Ada pak Win di KAKTUS!


Facebook tetap menjadi media favorit untuk berekspresi bagi orang dewasa yang tidak terlalu akrab dengan media sosial lain. Meski sudah lama tidak membuat status apa-apa di facebook, bukan berarti aku berhenti menggunakannya. Kadang facebook masih menjadi tempat yang tepat untuk belajar kesederhanaan dari tulisan Tere Liye, stalking masa lalu milik seseorang, atau membaca status yang ditulis oleh orang-orang keren.

Contoh untuk orang keren yang aku maksud misalnya adalah pak Win.
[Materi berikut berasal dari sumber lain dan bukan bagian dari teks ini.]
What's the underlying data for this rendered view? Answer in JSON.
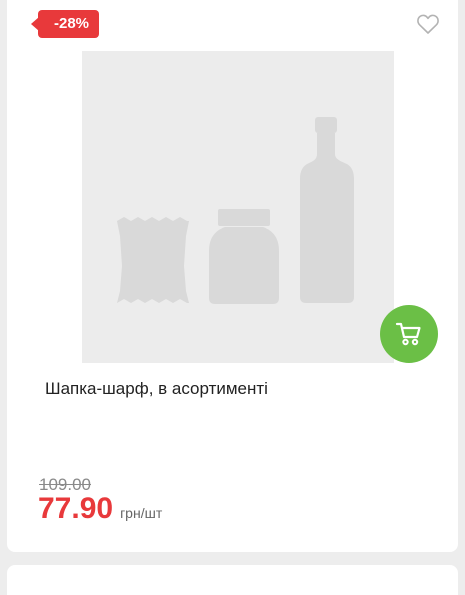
{
  "product": {
    "discount_badge": "-28%",
    "name": "Шапка-шарф, в асортименті",
    "old_price": "109.00",
    "price": "77.90",
    "unit": "грн/шт"
  },
  "icons": {
    "wishlist": "heart-outline-icon",
    "cart": "shopping-cart-icon",
    "placeholder": "product-placeholder-image"
  },
  "colors": {
    "discount": "#e8393b",
    "price": "#e8393b",
    "cart_button": "#6bbf46",
    "placeholder_bg": "#ececec",
    "placeholder_shapes": "#d9d9d9"
  }
}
Bernama lengkap Win Ariga Mansur Malonga, kala itu masih menjabat sebagai Wakil Rektor III ketika aku berada dalam kepanitiaan RESPEK. Lebih akrab disapa dengan panggilan pak Win, saat ini beliau bukan lagi Wakil Rektor III, jabatan tersebut sudah beliau tinggalkan beberapa bulan lalu karena beliau mendapatkan scholarship untuk melanjutkan studi di Polandia.
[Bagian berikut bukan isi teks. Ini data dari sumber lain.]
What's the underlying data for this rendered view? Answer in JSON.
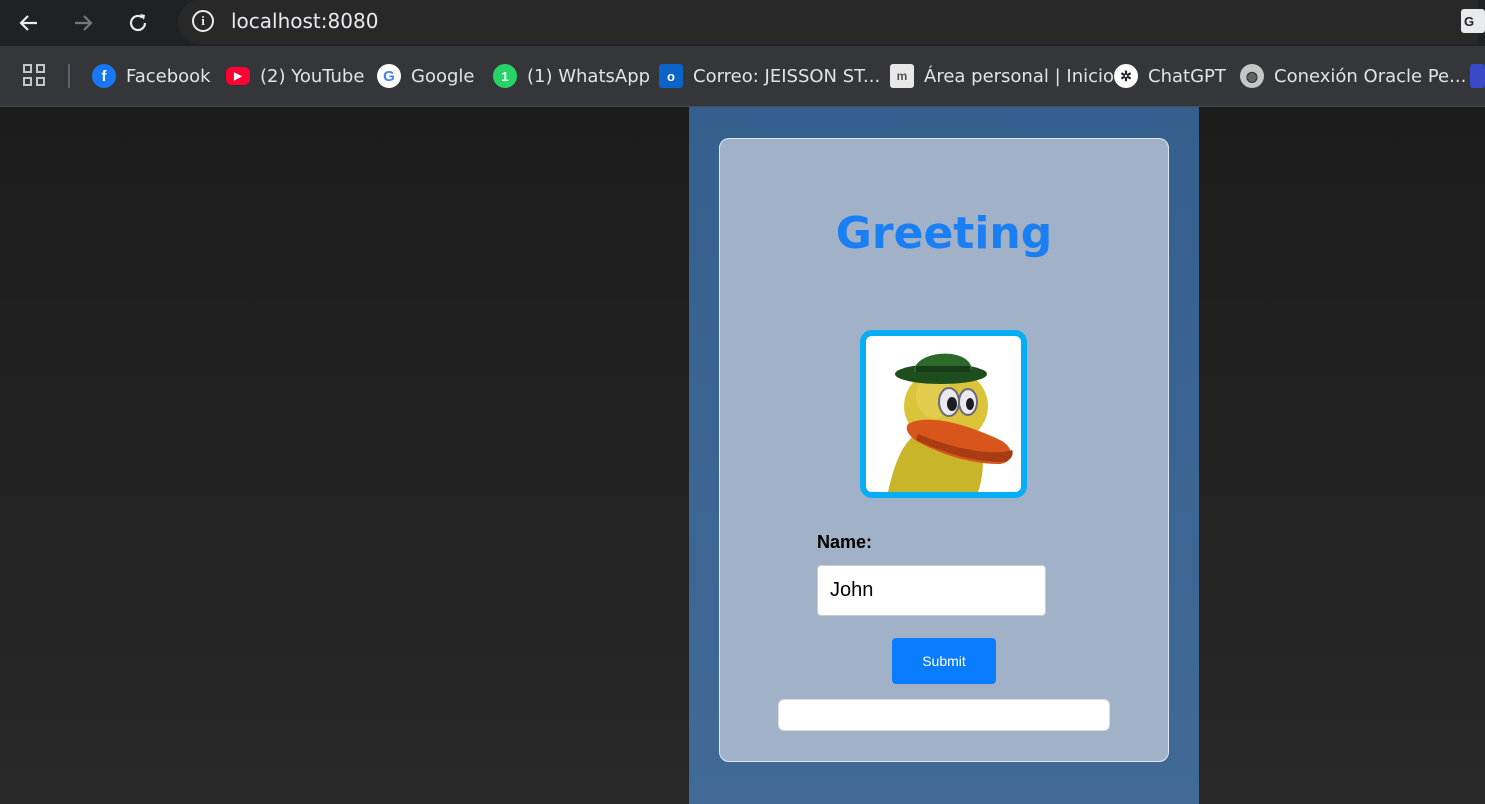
{
  "browser": {
    "url": "localhost:8080",
    "bookmarks": [
      {
        "label": "Facebook",
        "icon": "facebook-icon",
        "color": "#1877f2"
      },
      {
        "label": "(2) YouTube",
        "icon": "youtube-icon",
        "color": "#ff0033"
      },
      {
        "label": "Google",
        "icon": "google-icon",
        "color": "#ffffff"
      },
      {
        "label": "(1) WhatsApp",
        "icon": "whatsapp-icon",
        "color": "#25d366"
      },
      {
        "label": "Correo: JEISSON ST...",
        "icon": "outlook-icon",
        "color": "#0a64c8"
      },
      {
        "label": "Área personal | Inicio",
        "icon": "moodle-icon",
        "color": "#e8e8e8"
      },
      {
        "label": "ChatGPT",
        "icon": "chatgpt-icon",
        "color": "#ffffff"
      },
      {
        "label": "Conexión Oracle Pe...",
        "icon": "globe-icon",
        "color": "#c4c7c5"
      }
    ]
  },
  "app": {
    "title": "Greeting",
    "name_label": "Name:",
    "name_value": "John",
    "submit_label": "Submit",
    "output_text": "",
    "colors": {
      "title": "#1a7ff2",
      "avatar_border": "#08aef5",
      "button": "#0a7cff",
      "card": "#a0b1c8",
      "panel": "#3c6591"
    }
  }
}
Memiliki public speaking yang apik, rasanya aku belum pernah merasa bosan setiap mendengar pak Win berbicara. Pertamakali bertemu dengan beliau adalah ketika penerimaan mahasiswa baru di asrama UTS. Pak Win memberi kesan pertama yang kuat, dengan wibawa dan ketegasan dalam setiap kalimat yang beliau lontarkan.

Di awal bulan September, aku menemukan status facebook pak Win yang tengah membicarakan tentang program gubernur untuk menguliahkan putra-putri NTB ke luar negeri, aku terkejut begitu membaca kalimat terakhir dari status facebook tersebut.

Kapal Legundi, menuju NTB tercinta, 10 September 2019.

WAIT, PAK WIN KE INDONESIA?!

KE NTB?

KE SUMBAWA DONG?!

“Apakah pak Win akan mampir ke UTS?” adalah pertanyaan yang pertama kali muncul di benak, setengah hati ingin berjumpa dengan beliau untuk mendengar beliau berbicara, setengah hati lagi mikir 'apakah cuma gue yang kangen dengan cuap-cuapnya pak Win?

Berasa jadi fans yang gembira berlebihan karena tau idolanya sedang di pulau yang sama.

Wkwkwk. Dasar alay.

Pengen jumpa tapi yang nggak pengen-pengen banget, pengen tapi yang semisal memang tidak ada kesempatan, yaudah.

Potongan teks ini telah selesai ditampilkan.